Тимофею не терпелось посмотреть и оценить место предлагаемое Тагаром и он попросил.
– Может, пока светло, доедем до твоего места, глянем.
– Поехали, тут рядом – ответил Тагар.
Когда сели на коней, Тагар отвязал от луки и раскатал из скатки кожаную суму, из которой торчал сшитый из войлока вставыш, спустил её на верёвке на землю и негромко позвал собачонку. Та снова прибежала из далека, шустро влезла в суму, расправляя её носом и тихо уркнула, он подтянул вверх суму и  привязал к седлу со словами, – Вот так мы ездим, может нам и не шибко это по нраву, но деваться не куда. Да, Таша?
Собачонка снова тихо уркнула, высунув мордочку наружу и поглядывая вокруг. Тим только улыбался, удивляясь вновь такой забавной жизни хозяина и собаки.
Место в правду оказалось хорошим, понравилось Тимофею и он поблагодарил Тагара. Они вместе, соглашаясь или поправляя друг друга, выбрали, где ставить улицу и куда тянуть её, где пройдёт дорога к поселью и какие места годятся для полей и огородов. Тимофею так же понравилось место на реке, где Тагар предлагал устроить запруду и он высказал удивление, что откуда, мол, цыгану разбираться в таких делах, на что Тагар ответил, – Вы раз или два выбираете место для жизни, а цыгане много раз для своего табора место находят, порой на каждую ночь, улицу из кибиток они тянут, – и чуть помолчав, добавил, – Цыганские кони везде бывали, во  многих краях и цыгане многое видели и примечали.
Возвращаясь, они въехали на взгорок и уже на закате солнца, ещё раз осмотрели округу и проверили, где расположился табун. Когда спускались вниз Тагар, спросил.
– Сам то сейчас куда?
Тимофей взглянул на него и поймал себя на мысли, что ему нравится этот человек своей вольной простотой, сметливостью ума, умелостью рук, откровенным и не угодливым поведением. Ему встречались в походах в разных краях из нашего народа и других тоже, люди, которые и честью и совестью порой не сравнимы были с многими из знати. Он научился распознавать таких людей, чувствовать их и доверять им и он ответил Тагару, уже как своему давнишнему товарищу, с желанием поделившись с ним радостью о предстоящей свадьбе.
– На перевоз мне надо. Там у меня подвижник остался, насчёт леса для изб дела правит. Вместе будем, срубы закажем, догляд нужен, сюда свозить надо. Потом по осени свадьбу править будем, сосватал я перевозчикову дочь Василису, а к зиме на Москву отбудем. Весной уж с остальными опять приедем, а к тебе мы снова, погодя наведаемся вдвоём, меты набьём на выбранном месте.
– Да-а! –  протяжно, с восторгом молвил Тагар, – Это как же ты такую красавицу отхватил, видал я её, сама строга, а отец того сильней. Сам то ведь не здешний.
– Бог помог, по нраву стали друг другу, хоть и виделись пару раз, а отца тоже видимо с божьей помощью сватам удалось уговорить, им спасибо.
  – Поздравляю тебя с помолвлением! – не убавив восторга, сказал Тагар и предложил, – Раз уж остаток лета здесь будешь, давай перекую твоего коня, да пусть погуляет без подков на воле, потом и заберёшь его, когда приедете колья бить, а взамен – моего бери пока, хоть этого, хоть другого, он утром к кибитке подойдёт – всё ходит по утрам, повидать хозяина, можешь выбирать.

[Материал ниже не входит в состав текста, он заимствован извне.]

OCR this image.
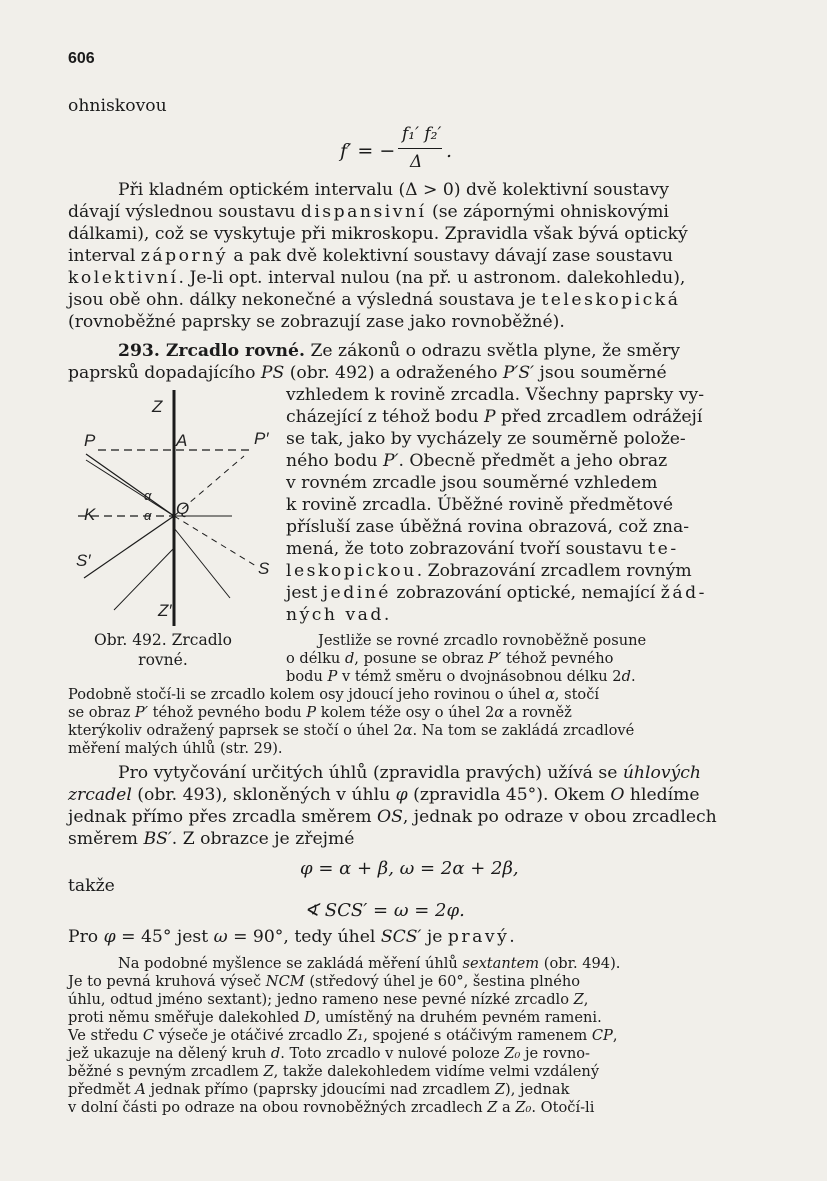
606
ohniskovou
f′ = −
f₁′ f₂′
Δ .
Při kladném optickém intervalu (Δ > 0) dvě kolektivní soustavy
dávají výslednou soustavu dispansivní (se zápornými ohniskovými
dálkami), což se vyskytuje při mikroskopu. Zpravidla však bývá optický
interval záporný a pak dvě kolektivní soustavy dávají zase soustavu
kolektivní. Je-li opt. interval nulou (na př. u astronom. dalekohledu),
jsou obě ohn. dálky nekonečné a výsledná soustava je teleskopická
(rovnoběžné paprsky se zobrazují zase jako rovnoběžné).
293. Zrcadlo rovné. Ze zákonů o odrazu světla plyne, že směry
paprsků dopadajícího PS (obr. 492) a odraženého P′S′ jsou souměrné
vzhledem k rovině zrcadla. Všechny paprsky vy-
cházející z téhož bodu P před zrcadlem odrážejí
se tak, jako by vycházely ze souměrně polože-
ného bodu P′. Obecně předmět a jeho obraz
v rovném zrcadle jsou souměrné vzhledem
k rovině zrcadla. Úběžné rovině předmětové
přísluší zase úběžná rovina obrazová, což zna-
mená, že toto zobrazování tvoří soustavu te-
leskopickou. Zobrazování zrcadlem rovným
jest jediné zobrazování optické, nemající žád-
ných vad.
Z
Z′
P	P′
A
K	Q
S
S′
α
α
Obr. 492. Zrcadlo
rovné.
Jestliže se rovné zrcadlo rovnoběžně posune
o délku d, posune se obraz P′ téhož pevného
bodu P v témž směru o dvojnásobnou délku 2d.
Podobně stočí-li se zrcadlo kolem osy jdoucí jeho rovinou o úhel α, stočí
se obraz P′ téhož pevného bodu P kolem téže osy o úhel 2α a rovněž
kterýkoliv odražený paprsek se stočí o úhel 2α. Na tom se zakládá zrcadlové
měření malých úhlů (str. 29).
Pro vytyčování určitých úhlů (zpravidla pravých) užívá se úhlových
zrcadel (obr. 493), skloněných v úhlu φ (zpravidla 45°). Okem O hledíme
jednak přímo přes zrcadla směrem OS, jednak po odraze v obou zrcadlech
směrem BS′. Z obrazce je zřejmé
φ = α + β, ω = 2α + 2β,
takže
∢ SCS′ = ω = 2φ.
Pro φ = 45° jest ω = 90°, tedy úhel SCS′ je pravý.
Na podobné myšlence se zakládá měření úhlů sextantem (obr. 494).
Je to pevná kruhová výseč NCM (středový úhel je 60°, šestina plného
úhlu, odtud jméno sextant); jedno rameno nese pevné nízké zrcadlo Z,
proti němu směřuje dalekohled D, umístěný na druhém pevném rameni.
Ve středu C výseče je otáčivé zrcadlo Z₁, spojené s otáčivým ramenem CP,
jež ukazuje na dělený kruh d. Toto zrcadlo v nulové poloze Z₀ je rovno-
běžné s pevným zrcadlem Z, takže dalekohledem vidíme velmi vzdálený
předmět A jednak přímo (paprsky jdoucími nad zrcadlem Z), jednak
v dolní části po odraze na obou rovnoběžných zrcadlech Z a Z₀. Otočí-li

Я думаю не стыдно будет ехать хоть на котором. А твой уж пусть и подольше тогда отдохнёт от подков, раз дорога дальняя к зиме намечена, вдруг уж по мёрзлой земле придётся ехать, чтоб не расковался в дороге. Уж больно хорош конь и поберечь надо такого коня, – ему тоже понравился этот, служивый, как он уже догадался, серьёзный и вдумчивый человек, в котором он угадывал его начальственное положение и который никак это положение не проявлял и не обозначал в своём поведении. Тагар чувствовал и силу и мужество Тимофея и его большой опыт и знание жизни.
На том они и порешили и с того дня подружились.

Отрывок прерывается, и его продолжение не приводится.